There was a football match of 10 versus 10 players between a team of liars (who always lie) and a team of truth-tellers (who always tell the truth). After the match, each player was asked: “How many goals did you score?” Some participants answered “one”, Callum said “two”, some answered “three”, and the rest said “five”. Is Callum lying if it is known that the truth-tellers won with a score of 20:17?
Author: A.A. Egorov
Calculate the square root of the number \(0.111 \dots 111\) (100 ones) to within a) 100; b) 101; c)* 200 decimal places.
A rectangular chocolate bar size \(5 \times 10\) is divided by vertical and horizontal division lines into 50 square pieces. Two players are playing the following game. The one who starts breaks the chocolate bar along some division line into two rectangular pieces and puts the resulting pieces on the table. Then players take turns doing the same operation: each time the player whose turn it is at the moment breaks one of the parts into two parts. The one who is the first to break off a square slice \(1\times 1\) (without division lines) a) loses; b) wins. Which of the players can secure a win: the one who starts or the other one?
There are 13 weights, each weighing an integer number of grams. It is known that any 12 of them can be divided into two cups of weights, six weights on each one, which will come to equilibrium. Prove that all the weights have the same weight.
The segment \(OA\) is given. From the end of the segment \(A\) there are 5 segments \(AB_1, AB_2, AB_3, AB_4, AB_5\). From each point \(B_i\) there can be five more new segments or not a single new segment, etc. Can the number of free ends of the constructed segments be 1001? By the free end of a segment we mean a point belonging to only one segment (except point \(O\)).

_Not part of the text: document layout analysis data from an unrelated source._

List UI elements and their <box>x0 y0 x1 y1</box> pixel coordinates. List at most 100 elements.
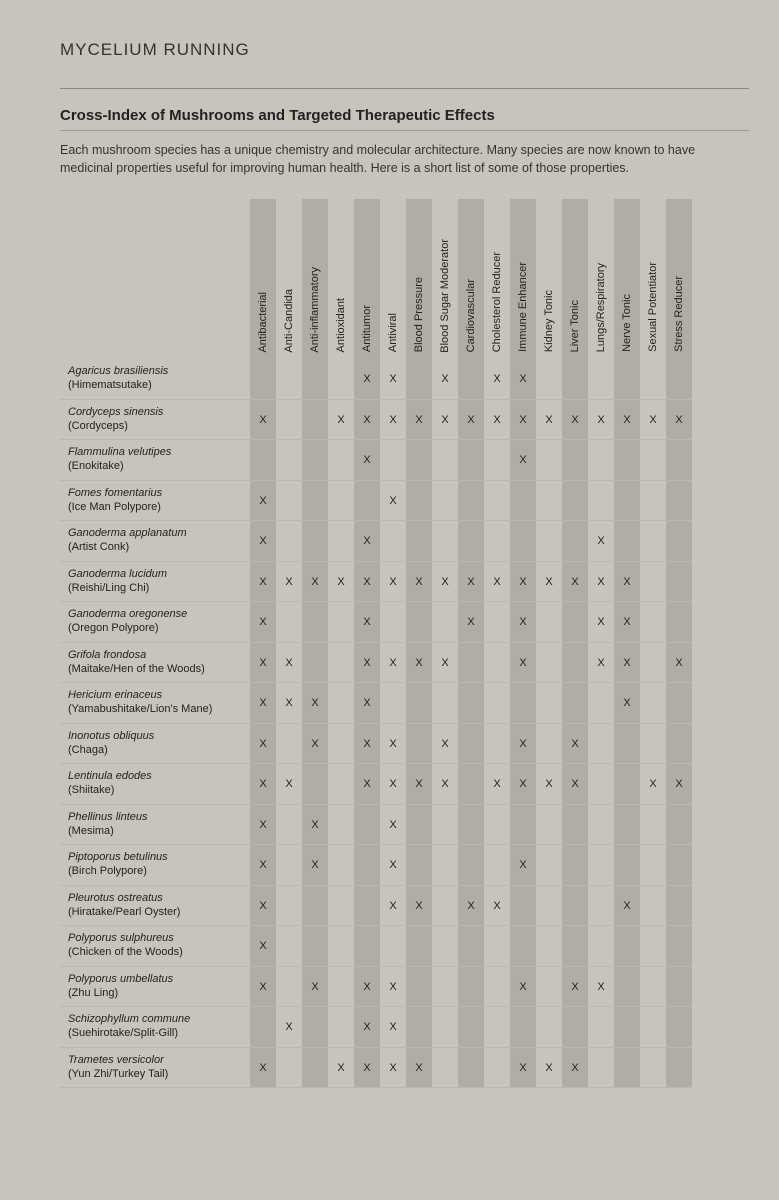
table-cell <box>640 642 666 683</box>
table-cell: X <box>510 1047 536 1088</box>
column-header: Lungs/Respiratory <box>588 199 614 359</box>
table-cell <box>406 926 432 967</box>
table-cell <box>432 683 458 724</box>
table-cell: X <box>536 764 562 805</box>
table-cell <box>302 885 328 926</box>
table-cell <box>536 845 562 886</box>
table-cell <box>536 723 562 764</box>
table-cell <box>328 1007 354 1048</box>
table-cell <box>302 521 328 562</box>
table-cell <box>666 683 692 724</box>
column-header: Antibacterial <box>250 199 276 359</box>
table-cell <box>640 926 666 967</box>
table-cell: X <box>250 683 276 724</box>
row-label: Cordyceps sinensis(Cordyceps) <box>60 399 250 440</box>
table-cell <box>328 480 354 521</box>
table-cell: X <box>588 966 614 1007</box>
table-cell <box>536 1007 562 1048</box>
table-cell: X <box>250 561 276 602</box>
table-cell: X <box>614 602 640 643</box>
table-cell <box>406 683 432 724</box>
table-cell <box>276 521 302 562</box>
table-row: Inonotus obliquus (Chaga)XXXXXXX <box>60 723 692 764</box>
table-cell: X <box>354 642 380 683</box>
table-cell <box>562 602 588 643</box>
table-cell <box>328 764 354 805</box>
table-cell: X <box>510 642 536 683</box>
row-label: Grifola frondosa(Maitake/Hen of the Wood… <box>60 642 250 683</box>
column-header: Anti-inflammatory <box>302 199 328 359</box>
table-cell: X <box>536 399 562 440</box>
table-cell: X <box>458 399 484 440</box>
table-cell <box>614 1007 640 1048</box>
table-cell <box>276 966 302 1007</box>
table-cell <box>588 885 614 926</box>
table-cell: X <box>276 561 302 602</box>
table-cell <box>484 521 510 562</box>
table-cell: X <box>354 359 380 399</box>
table-cell <box>666 602 692 643</box>
title-divider <box>60 130 749 131</box>
table-row: Piptoporus betulinus(Birch Polypore)XXXX <box>60 845 692 886</box>
table-cell: X <box>484 561 510 602</box>
table-cell <box>640 683 666 724</box>
table-cell: X <box>380 845 406 886</box>
table-cell <box>484 440 510 481</box>
table-cell <box>406 845 432 886</box>
table-cell <box>458 1047 484 1088</box>
table-cell <box>406 804 432 845</box>
table-cell <box>614 804 640 845</box>
table-cell: X <box>380 642 406 683</box>
intro-paragraph: Each mushroom species has a unique chemi… <box>60 141 749 177</box>
table-cell: X <box>250 845 276 886</box>
table-cell <box>536 683 562 724</box>
table-cell <box>562 683 588 724</box>
table-cell: X <box>354 399 380 440</box>
table-cell: X <box>536 561 562 602</box>
row-label: Hericium erinaceus(Yamabushitake/Lion's … <box>60 683 250 724</box>
table-cell <box>406 723 432 764</box>
table-cell <box>458 764 484 805</box>
table-cell: X <box>302 561 328 602</box>
table-cell: X <box>432 399 458 440</box>
table-cell <box>510 683 536 724</box>
table-cell <box>432 440 458 481</box>
table-cell <box>510 885 536 926</box>
table-row: Flammulina velutipes(Enokitake)XX <box>60 440 692 481</box>
table-cell <box>458 480 484 521</box>
table-cell <box>562 885 588 926</box>
table-cell: X <box>614 642 640 683</box>
table-cell <box>536 521 562 562</box>
table-cell <box>406 359 432 399</box>
row-label: Pleurotus ostreatus(Hiratake/Pearl Oyste… <box>60 885 250 926</box>
table-cell <box>328 845 354 886</box>
table-cell: X <box>406 885 432 926</box>
table-cell <box>432 521 458 562</box>
table-cell: X <box>354 1007 380 1048</box>
table-cell: X <box>406 561 432 602</box>
table-cell <box>458 521 484 562</box>
table-cell <box>562 359 588 399</box>
table-row: Hericium erinaceus(Yamabushitake/Lion's … <box>60 683 692 724</box>
table-cell <box>406 480 432 521</box>
table-row: Ganoderma lucidum(Reishi/Ling Chi)XXXXXX… <box>60 561 692 602</box>
table-cell: X <box>250 399 276 440</box>
table-cell <box>640 845 666 886</box>
table-cell: X <box>354 602 380 643</box>
table-cell: X <box>588 642 614 683</box>
table-cell <box>328 885 354 926</box>
column-header: Blood Pressure <box>406 199 432 359</box>
table-cell <box>562 480 588 521</box>
table-cell <box>328 804 354 845</box>
table-cell <box>614 966 640 1007</box>
table-cell <box>432 602 458 643</box>
table-cell <box>380 683 406 724</box>
table-cell <box>484 480 510 521</box>
table-row: Ganoderma applanatum(Artist Conk)XXX <box>60 521 692 562</box>
table-cell: X <box>250 804 276 845</box>
table-cell: X <box>302 845 328 886</box>
table-cell: X <box>588 521 614 562</box>
row-label: Piptoporus betulinus(Birch Polypore) <box>60 845 250 886</box>
table-cell: X <box>510 399 536 440</box>
table-cell <box>328 359 354 399</box>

There is a system of equations \[\begin{aligned} * x + * y + * z &= 0,\\ * x + * y + * z &= 0,\\ * x + * y + * z &= 0. \end{aligned}\] Two people alternately enter a number instead of a star. Prove that the player that goes first can always ensure that the system has a non-zero solution.
There are two sets of numbers made up of 1s and \(-1\)s, and in each there are 2022 numbers. Prove that in some number of steps it is possible to turn the first set into the second one if for each step you are allowed to simultaneously change the sign of any 11 numbers of the starting set. (Two sets are considered the same if they have the same numbers in the same places.)

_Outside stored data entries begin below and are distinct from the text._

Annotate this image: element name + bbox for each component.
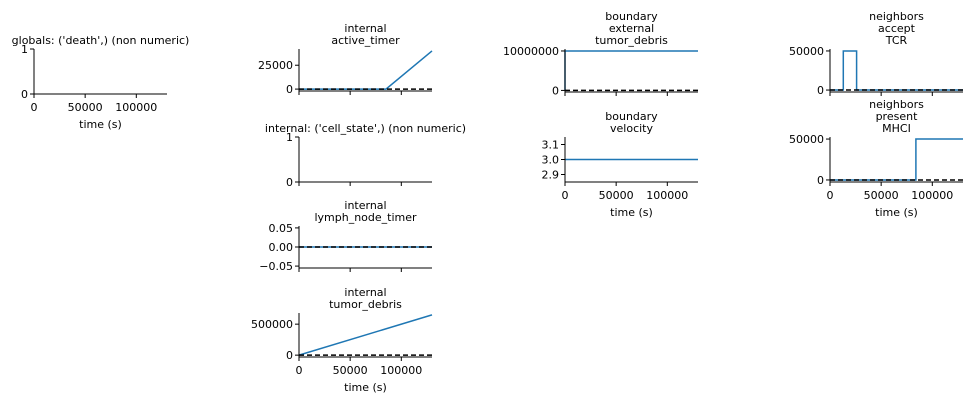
x-tick-label: 100000	[646, 189, 688, 202]
x-tick-label: 0	[31, 101, 38, 114]
x-tick-label: 50000	[599, 189, 634, 202]
data-line	[299, 50, 433, 90]
subplot-title: globals: ('death',) (non numeric)	[12, 34, 190, 47]
y-tick-label: 500000	[251, 318, 293, 331]
subplot-title: present	[876, 110, 919, 123]
x-tick-label: 100000	[911, 189, 953, 202]
x-tick-label: 100000	[115, 101, 157, 114]
x-tick-label: 50000	[68, 101, 103, 114]
subplot-title: tumor_debris	[329, 298, 402, 311]
subplot-1: globals: ('death',) (non numeric) 0 1 0 5000…	[12, 34, 190, 131]
subplot-title: internal	[344, 22, 386, 35]
subplot-title: accept	[878, 22, 916, 35]
subplot-title: neighbors	[869, 98, 924, 111]
y-tick-label: 10000000	[503, 45, 559, 58]
data-line	[830, 138, 963, 181]
x-tick-label: 0	[827, 189, 834, 202]
y-tick-label: 0	[21, 88, 28, 101]
x-axis-label: time (s)	[79, 118, 122, 131]
data-line	[564, 50, 698, 91]
x-axis-label: time (s)	[875, 206, 918, 219]
y-tick-label: 2.9	[542, 169, 560, 182]
y-tick-label: 25000	[258, 59, 293, 72]
subplot-title: internal	[344, 199, 386, 212]
y-tick-label: 0	[286, 349, 293, 362]
subplot-title: external	[609, 22, 654, 35]
y-tick-label: 0	[817, 174, 824, 187]
subplot-title: internal	[344, 286, 386, 299]
x-axis-label: time (s)	[610, 206, 653, 219]
y-tick-label: 0	[286, 83, 293, 96]
y-tick-label: 50000	[789, 45, 824, 58]
subplot-title: MHCI	[882, 122, 911, 135]
x-tick-label: 50000	[333, 364, 368, 377]
y-tick-label: 50000	[789, 133, 824, 146]
data-line	[298, 314, 433, 356]
y-tick-label: 3.1	[542, 139, 560, 152]
x-tick-label: 0	[562, 189, 569, 202]
y-tick-label: 1	[286, 131, 293, 144]
subplot-title: boundary	[605, 10, 658, 23]
x-tick-label: 50000	[864, 189, 899, 202]
y-tick-label: 0.00	[269, 241, 294, 254]
subplot-title: lymph_node_timer	[314, 211, 417, 224]
subplot-title: neighbors	[869, 10, 924, 23]
subplot-title: TCR	[885, 34, 908, 47]
y-tick-label: 0	[552, 84, 559, 97]
subplot-3: internal: ('cell_state',) (non numeric) 0…	[265, 122, 466, 189]
x-axis-label: time (s)	[344, 381, 387, 394]
y-tick-label: 3.0	[542, 154, 560, 167]
subplot-title: internal: ('cell_state',) (non numeric)	[265, 122, 466, 135]
y-tick-label: 0.05	[269, 222, 294, 235]
x-tick-label: 0	[296, 364, 303, 377]
x-tick-label: 100000	[380, 364, 422, 377]
subplot-title: boundary	[605, 110, 658, 123]
y-tick-label: −0.05	[259, 260, 293, 273]
data-line	[830, 50, 963, 91]
y-tick-label: 1	[21, 43, 28, 56]
subplot-title: active_timer	[331, 34, 400, 47]
subplot-title: tumor_debris	[595, 34, 668, 47]
y-tick-label: 0	[286, 176, 293, 189]
subplot-title: velocity	[610, 122, 653, 135]
y-tick-label: 0	[817, 84, 824, 97]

Two people play a game with the following rules: one of them guesses a set of integers \((x_1, x_2, \dots , x_n)\) which are single-valued digits and can be either positive or negative. The second person is allowed to ask what is the sum \(a_1x_1 + \dots + a_nx_n\), where \((a_1, \dots ,a_n)\) is any set. What is the smallest number of questions for which the guesser recognizes the intended set?
Given \(n\) points that are connected by segments so that each point is connected to some other and there are no two points that would be connected in two different ways. Prove that the total number of segments is \(n - 1\).
A system of points connected by segments is called “connected” if from each point one can go to any other one along these segments. Is it possible to connect five points to a connected system so that when erasing any segment, exactly two connected points systems are formed that are not related to each other? (We assume that in the intersection of the segments, the transition from one of them to another is impossible).